For The Times, Behind The Times
Impressions from UMass Boston's 2023 Distinguished Faculty lectures
Here at UMass Boston, our Leaders are nothing but tenacious. They showed us that they can stick to a script (like, literally). They showed us over and over again that their commitment to restorative justice, decolonization, and social justice is unwavering. They did not revise their priorities when Ibram X. Kendi proved to be a sad joke. They did not back down when more and more evidence showed that DEI efforts only made things worse. They did not flinch when they were mocked by faculty and students alike for their inability to do anything right, not even put together a functioning website. As a matter of fact, they doubled, tripled, quadrupled down.
True, there were some setbacks and push-backs. They had to revise their über-woke mission and vision statements, They had to cancel their requirements for a mandatory DEI statement from faculty candidates, and they had to break two months of crickets about campus antisemitism following a graffiti incident on campus. THOSE congressional hearings certainly didn’t help.
But these were all minor bumps in the road. To show how much they are committed, even when the rest of the world is slowly backing away from DEI, look no further than the Chancellor’s distinguished faculty lecture series. The lectures are given every year by three faculty members for their exceptional contribution to teaching, research and service.
This year’s lectures focus on the following:
Diversity, equity and inclusion in teaching - racial equity gaps, classroom activism and anti-racist teaching.
Diversity, equity and inclusion in research - health gaps among sexual minorities with HIV.
Diversity, equity and inclusion in service, in particular efforts to increase the participation of under-represented minorities in STEM.
Point (3) is particularly dear to our hearts. The speaker’s suggestions as to how to cure the racial gaps in science are what one expects them to be: while the K-12 funding disparities are mentioned in passing, the crux of the problem is solidly identified as scientific culture being racist unwelcoming. How else one can explain the gaps in retention rates even when controlled for high school GPA? How about lower standards in poorer schools? Granted, even before the demise of the SATs, similar gaps were detected with the SAT as a control. But how about this extra AP calculus that rich kids enjoy but is seldom offered in disadvantaged schools? All these were glossed over, sort of.
To be fair, the awardee did want to “combin[e] rigor, high expectations, and inclusiveness.” Oh wait… rigor??! didn’t she get the CIT memo, the one where you should “decolonize rigor”? Oh, behave, you white colonizer!

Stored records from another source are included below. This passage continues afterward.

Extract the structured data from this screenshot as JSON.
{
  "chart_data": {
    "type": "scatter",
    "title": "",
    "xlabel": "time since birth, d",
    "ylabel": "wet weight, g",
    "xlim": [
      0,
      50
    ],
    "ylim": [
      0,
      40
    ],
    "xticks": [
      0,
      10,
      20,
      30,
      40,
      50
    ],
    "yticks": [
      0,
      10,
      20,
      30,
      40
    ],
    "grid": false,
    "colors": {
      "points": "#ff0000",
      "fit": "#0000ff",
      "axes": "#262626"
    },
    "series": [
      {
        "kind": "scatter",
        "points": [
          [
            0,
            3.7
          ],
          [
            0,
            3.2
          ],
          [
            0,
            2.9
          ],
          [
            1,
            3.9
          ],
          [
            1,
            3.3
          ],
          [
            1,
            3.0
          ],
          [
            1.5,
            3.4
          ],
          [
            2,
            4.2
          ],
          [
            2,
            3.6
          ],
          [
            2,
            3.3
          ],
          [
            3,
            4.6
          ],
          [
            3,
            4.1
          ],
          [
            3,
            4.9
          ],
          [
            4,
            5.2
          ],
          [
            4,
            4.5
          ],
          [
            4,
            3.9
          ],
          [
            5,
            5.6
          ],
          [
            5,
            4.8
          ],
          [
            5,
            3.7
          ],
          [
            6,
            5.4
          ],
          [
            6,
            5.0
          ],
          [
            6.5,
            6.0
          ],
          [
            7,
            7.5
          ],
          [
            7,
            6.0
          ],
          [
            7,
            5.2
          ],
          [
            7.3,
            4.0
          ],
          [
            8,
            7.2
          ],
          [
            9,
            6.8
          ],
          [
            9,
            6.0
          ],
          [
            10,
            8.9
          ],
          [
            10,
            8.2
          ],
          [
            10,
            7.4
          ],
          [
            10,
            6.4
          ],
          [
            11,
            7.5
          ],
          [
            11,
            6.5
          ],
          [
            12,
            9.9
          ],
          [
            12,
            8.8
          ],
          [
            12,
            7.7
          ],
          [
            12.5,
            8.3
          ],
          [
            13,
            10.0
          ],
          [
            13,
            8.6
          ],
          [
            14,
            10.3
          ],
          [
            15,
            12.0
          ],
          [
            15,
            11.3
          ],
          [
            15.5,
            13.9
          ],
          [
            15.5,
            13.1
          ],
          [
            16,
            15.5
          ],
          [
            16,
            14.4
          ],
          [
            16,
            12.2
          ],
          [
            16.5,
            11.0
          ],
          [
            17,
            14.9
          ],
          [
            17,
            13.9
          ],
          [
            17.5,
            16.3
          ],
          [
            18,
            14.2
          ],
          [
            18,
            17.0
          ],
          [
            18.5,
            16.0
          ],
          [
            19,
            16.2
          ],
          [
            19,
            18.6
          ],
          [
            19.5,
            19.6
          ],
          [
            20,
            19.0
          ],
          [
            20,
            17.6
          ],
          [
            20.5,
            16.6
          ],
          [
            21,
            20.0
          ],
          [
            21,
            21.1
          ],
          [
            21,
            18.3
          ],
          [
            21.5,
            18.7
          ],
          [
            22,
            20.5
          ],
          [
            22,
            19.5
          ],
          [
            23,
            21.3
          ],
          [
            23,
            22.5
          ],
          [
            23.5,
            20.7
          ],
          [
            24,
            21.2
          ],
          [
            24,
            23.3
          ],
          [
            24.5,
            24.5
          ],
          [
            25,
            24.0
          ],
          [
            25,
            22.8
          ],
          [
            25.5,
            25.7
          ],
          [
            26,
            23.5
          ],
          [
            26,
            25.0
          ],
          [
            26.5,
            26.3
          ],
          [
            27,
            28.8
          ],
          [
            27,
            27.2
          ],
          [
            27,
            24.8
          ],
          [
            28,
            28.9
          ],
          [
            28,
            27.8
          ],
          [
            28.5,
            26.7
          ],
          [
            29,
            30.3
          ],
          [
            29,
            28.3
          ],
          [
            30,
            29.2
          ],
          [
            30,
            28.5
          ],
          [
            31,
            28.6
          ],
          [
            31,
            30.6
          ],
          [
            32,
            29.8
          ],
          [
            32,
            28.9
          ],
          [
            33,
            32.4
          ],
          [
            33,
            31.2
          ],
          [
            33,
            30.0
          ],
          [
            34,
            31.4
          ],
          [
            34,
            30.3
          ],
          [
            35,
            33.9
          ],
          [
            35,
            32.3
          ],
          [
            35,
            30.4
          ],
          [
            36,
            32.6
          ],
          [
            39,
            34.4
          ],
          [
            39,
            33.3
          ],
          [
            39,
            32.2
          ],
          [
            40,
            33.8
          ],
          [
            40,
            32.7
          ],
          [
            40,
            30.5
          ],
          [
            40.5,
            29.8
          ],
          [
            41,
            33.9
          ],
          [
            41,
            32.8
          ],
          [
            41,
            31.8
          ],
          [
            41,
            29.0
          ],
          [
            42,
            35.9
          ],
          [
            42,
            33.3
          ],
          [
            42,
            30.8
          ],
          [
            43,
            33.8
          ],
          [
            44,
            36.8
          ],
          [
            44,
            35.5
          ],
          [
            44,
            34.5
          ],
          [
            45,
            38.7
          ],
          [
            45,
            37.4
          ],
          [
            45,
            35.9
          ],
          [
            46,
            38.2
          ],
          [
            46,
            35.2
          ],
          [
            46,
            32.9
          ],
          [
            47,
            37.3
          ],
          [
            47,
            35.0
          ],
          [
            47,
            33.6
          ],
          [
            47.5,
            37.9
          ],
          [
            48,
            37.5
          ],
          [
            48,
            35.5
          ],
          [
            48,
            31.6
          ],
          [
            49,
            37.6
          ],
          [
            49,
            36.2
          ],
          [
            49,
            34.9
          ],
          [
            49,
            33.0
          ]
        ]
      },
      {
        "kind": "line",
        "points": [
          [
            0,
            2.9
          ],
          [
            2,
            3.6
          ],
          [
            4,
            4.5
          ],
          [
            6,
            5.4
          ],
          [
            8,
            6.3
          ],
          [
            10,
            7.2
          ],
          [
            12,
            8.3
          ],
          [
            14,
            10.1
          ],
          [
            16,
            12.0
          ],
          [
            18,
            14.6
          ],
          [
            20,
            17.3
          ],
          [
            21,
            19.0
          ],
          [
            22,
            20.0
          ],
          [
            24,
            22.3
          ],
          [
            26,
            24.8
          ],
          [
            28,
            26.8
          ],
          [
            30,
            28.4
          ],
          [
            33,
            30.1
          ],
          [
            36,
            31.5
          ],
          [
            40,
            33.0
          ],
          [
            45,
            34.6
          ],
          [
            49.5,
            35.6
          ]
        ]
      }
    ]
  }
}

The two are mutually exclusive!
We congratulate our colleagues for their important work and dedication (seriously. Good work, folks!). But yet again, our Leaders show us what kind of research, teaching and service is recognized and awarded, and which one is ignored. We cannot be excellent unless we are inclusive, said the Provost, and as usual never explained why. Nor did he explain why “inclusion” always excludes basic research and real rigorous teaching.
Us: We have a better idea about how to give disadvantaged children real education: how about allowing poor kids to study calculus again, bringing phonics back and disposing of the Whole Language garbage, reviving SATs, and introducing 100% federal funding for K-12 schools - the way the rest of the world has it?
White Saviors: Na… poor kids reading and solving differential equations will hurt our white savior feelings (did we just commit a microaggression?). And more importantly, those Asians will make my Liam feel uncomfortable. Is it a microaggression when a recent immigrant from Vietnam does integration by parts right in front of my little Liam? Oh, my sweet Liam is laughing: he thought it was “integration by farts.” He’s so funny!).
And maybe most importantly, you are not doubling my taxes. Socialism is for other people. The ones I berate as racist for wanting to send their kids to a “good public school” while I pay for a private school to shield my sensitive Liam from studying day and night, with no tutors, alone (no, I don’t cry, … maybe a little). I mean, he needs free time to have fun. He is a kid, he always will be. Even when in his forties, still in our basement.
Therefore, when all this fuss about “belonging” fails, the usual horsemen (horsewomen, do they exist?) of the K-16 apocalypse will enter:
dead tests
gutted curriculum
socially engineered outcome
No need to worry. When it comes to DEI, our Leaders and their friends in the Massachusetts government are fully committed and they will never stop until they take our campus and the entire education system down with them.